What We’re Eating and Drinking: Garden Bounty and Chilled Beaujolais
The bouquet of kale on the left is from our garden! Isn’t it pretty? Almost too pretty to eat, but we’ll find a way to incorporate it into our meal tonight. It’ll just be the three of us in the gazebo this evening and we won’t be getting there until after Noah’s All-Star baseball game (did I tell you that he made the All-Star team?) so we’re doing something simple. We’ll grill some asparagus and hangar steak, boil up some corn on the cob–from Adams, via Georgia, which is sacrilege for a girl like me who grew up with cornfields in the backyard…corn doesn’t come until AUGUST–and a simple salad made from the Red Russian Kale above and a little lemon, olive oil, some shaved parmesan and ground pepper. Ray is already tired of rosé (blasphemy!) so I’m going to chill a light red wine to go with the meat. It’s been pretty warm here so it will be refreshing after a long night of Little League.
Gina: All Star! That’s awesome. He must be so thrilled! Enjoy the game, the grilling and the homegrown kale. I’m pretty jealous about that last one!

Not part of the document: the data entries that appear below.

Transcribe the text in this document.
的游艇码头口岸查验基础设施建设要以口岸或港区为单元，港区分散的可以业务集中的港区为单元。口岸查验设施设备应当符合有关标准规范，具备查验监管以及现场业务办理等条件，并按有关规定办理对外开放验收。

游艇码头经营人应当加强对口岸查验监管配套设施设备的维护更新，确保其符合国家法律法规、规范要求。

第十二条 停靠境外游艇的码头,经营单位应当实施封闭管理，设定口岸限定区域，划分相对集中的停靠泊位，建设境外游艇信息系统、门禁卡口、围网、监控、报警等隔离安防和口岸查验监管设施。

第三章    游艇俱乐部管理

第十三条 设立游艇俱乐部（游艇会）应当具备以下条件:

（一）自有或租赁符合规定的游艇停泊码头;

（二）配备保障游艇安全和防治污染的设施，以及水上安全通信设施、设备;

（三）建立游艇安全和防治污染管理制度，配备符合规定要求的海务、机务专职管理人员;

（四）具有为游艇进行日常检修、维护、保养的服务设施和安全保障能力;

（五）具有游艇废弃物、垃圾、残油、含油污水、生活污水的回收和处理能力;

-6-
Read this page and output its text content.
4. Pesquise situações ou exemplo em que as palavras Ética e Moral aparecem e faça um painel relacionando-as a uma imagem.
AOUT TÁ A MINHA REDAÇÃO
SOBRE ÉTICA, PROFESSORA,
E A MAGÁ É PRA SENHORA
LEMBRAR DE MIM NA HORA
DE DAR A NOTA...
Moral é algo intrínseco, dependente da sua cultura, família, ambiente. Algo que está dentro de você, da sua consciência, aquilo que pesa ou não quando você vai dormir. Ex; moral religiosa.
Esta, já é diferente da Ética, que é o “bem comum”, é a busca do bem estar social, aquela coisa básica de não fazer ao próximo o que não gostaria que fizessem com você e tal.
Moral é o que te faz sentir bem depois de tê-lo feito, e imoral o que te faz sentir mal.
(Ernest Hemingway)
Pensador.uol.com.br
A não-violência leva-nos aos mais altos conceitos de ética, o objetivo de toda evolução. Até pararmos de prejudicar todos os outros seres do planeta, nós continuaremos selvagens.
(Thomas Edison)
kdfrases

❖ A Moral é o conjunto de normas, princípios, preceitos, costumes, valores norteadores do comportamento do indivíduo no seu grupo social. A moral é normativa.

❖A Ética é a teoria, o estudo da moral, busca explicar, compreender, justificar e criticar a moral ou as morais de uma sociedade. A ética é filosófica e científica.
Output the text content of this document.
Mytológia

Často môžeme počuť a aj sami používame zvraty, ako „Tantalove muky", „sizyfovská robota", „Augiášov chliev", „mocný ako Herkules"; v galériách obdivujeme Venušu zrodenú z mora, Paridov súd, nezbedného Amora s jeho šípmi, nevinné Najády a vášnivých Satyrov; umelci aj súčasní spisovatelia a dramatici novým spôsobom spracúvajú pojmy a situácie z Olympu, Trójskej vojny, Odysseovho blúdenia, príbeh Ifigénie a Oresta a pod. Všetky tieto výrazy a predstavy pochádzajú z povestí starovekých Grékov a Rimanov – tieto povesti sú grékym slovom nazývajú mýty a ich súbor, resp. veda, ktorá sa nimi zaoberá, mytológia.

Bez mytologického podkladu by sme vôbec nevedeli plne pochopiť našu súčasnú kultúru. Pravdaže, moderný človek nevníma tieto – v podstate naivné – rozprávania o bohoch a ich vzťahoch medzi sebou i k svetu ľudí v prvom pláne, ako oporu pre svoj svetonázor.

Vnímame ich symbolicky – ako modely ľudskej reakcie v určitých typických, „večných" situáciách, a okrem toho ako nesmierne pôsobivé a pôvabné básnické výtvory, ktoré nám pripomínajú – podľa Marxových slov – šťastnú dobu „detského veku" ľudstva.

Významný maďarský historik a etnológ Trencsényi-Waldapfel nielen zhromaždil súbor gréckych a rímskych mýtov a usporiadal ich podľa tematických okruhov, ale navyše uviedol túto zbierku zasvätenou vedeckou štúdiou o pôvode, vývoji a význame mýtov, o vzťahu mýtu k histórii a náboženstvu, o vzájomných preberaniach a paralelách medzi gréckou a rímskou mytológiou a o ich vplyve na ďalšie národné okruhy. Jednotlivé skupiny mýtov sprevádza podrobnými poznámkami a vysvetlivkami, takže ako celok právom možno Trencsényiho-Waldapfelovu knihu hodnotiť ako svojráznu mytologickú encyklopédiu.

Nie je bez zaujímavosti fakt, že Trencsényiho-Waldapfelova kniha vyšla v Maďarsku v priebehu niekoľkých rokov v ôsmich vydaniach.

What We’re Talking About: Last Days of School and 7th Grade
So, how did this happen?
I’m not one for sentimentalizing, but this year’s last day of school got me all choked up. Maybe it’s because Noah being a 7th grader now makes him seem so grown up–even though 6th grade was supposed to be the milestone because it marked, technically anyway, the transition to middle school. The truth is his past year of 6th grade didn’t seem all that different than 5th…Noah still had a homeroom group that he moved through the day with and his teachers still sent homework reminders to parents and, well, 6th grade is still part of elementary schools in some school districts around here. 7th grade, though…SEVENTH GRADE…now THIS seems like real change. At an annual end-of-school-water-gun-and-slip-and-slide party yesterday I was chatting with some other parents and we got to wondering if this was the Last Year that our boys would want to get together and run around in their shorts whooping and giggling and spraying each other with water. Already the girls had decided it wasn’t an activity for them anymore (for the first year since kindergarten not one of them showed up). We heard they had decamped for a day of more grown up activities…I don’t know: hair braiding and talking about fashion? But…we pondered aloud, by next year will our boys be reluctant to be so obvious in their joy, too? How about in their affection for one another? By next summer will they have fractured into small cliques, playing video games in a dark basement or wandering around the river’s edge all surly and mute?
One of the dads at the party–a sweet, soulful, retired NYPD officer–was teary at the very thought of it. As the father of two older boys, in addition to his now 7th grader, he knows all too well that a parent cannot, despite his most fervent wishes, halt time’s relentless march. It seems silly, we all agreed, to get misty-eyed over something that is really cause for celebration. In this case, the healthy development and growth of these divine beings who we’ve been feeding and loving and urging forward since the moment they tumbled into our lives.
“I guess I just wish we had a few more kids,” the father/sage chuckled as he gazed over the field of half-naked adolescents, their skin still, for a few more fleeting months anyway, as hairless and slick as a newborn’s. “But I guess no matter how many there were, I’d have to get used to saying goodbye eventually.”
At his utterance of that word goodbye, a word that had been dangling on each one of our tongues as we thought about all the little goodbyes of seventh grade that would eventually, inevitably, on one similarly hot and humid June afternoon like this in the far but not so distant future, give way to the big goodbye of high school, we took in a collective short breath.
I think I’m still holding mine.
Gina: Wwwwwaaaaaaaaaaaaaahhhhhhhhhhhhhhhhhhhh! I see these small changes happening here too, and try to avoid thinking about what will happen when all of these small changes are piled up together. Who will I be facing at that moment? Will I recognize the 11 year old boy that lives with me now in the 18 year old face that will be here before I know it? Even now, as I think of describing to you some of the evolution that I’m witnessing, I’m stopped by thoughts of invading the privacy of a young man who maybe doesn’t want his mother talking about some of the recent conversations we’ve had or experiences he’s had, or the kinds of questions he’s asking. Makes me even more thankful for the slower days of summer!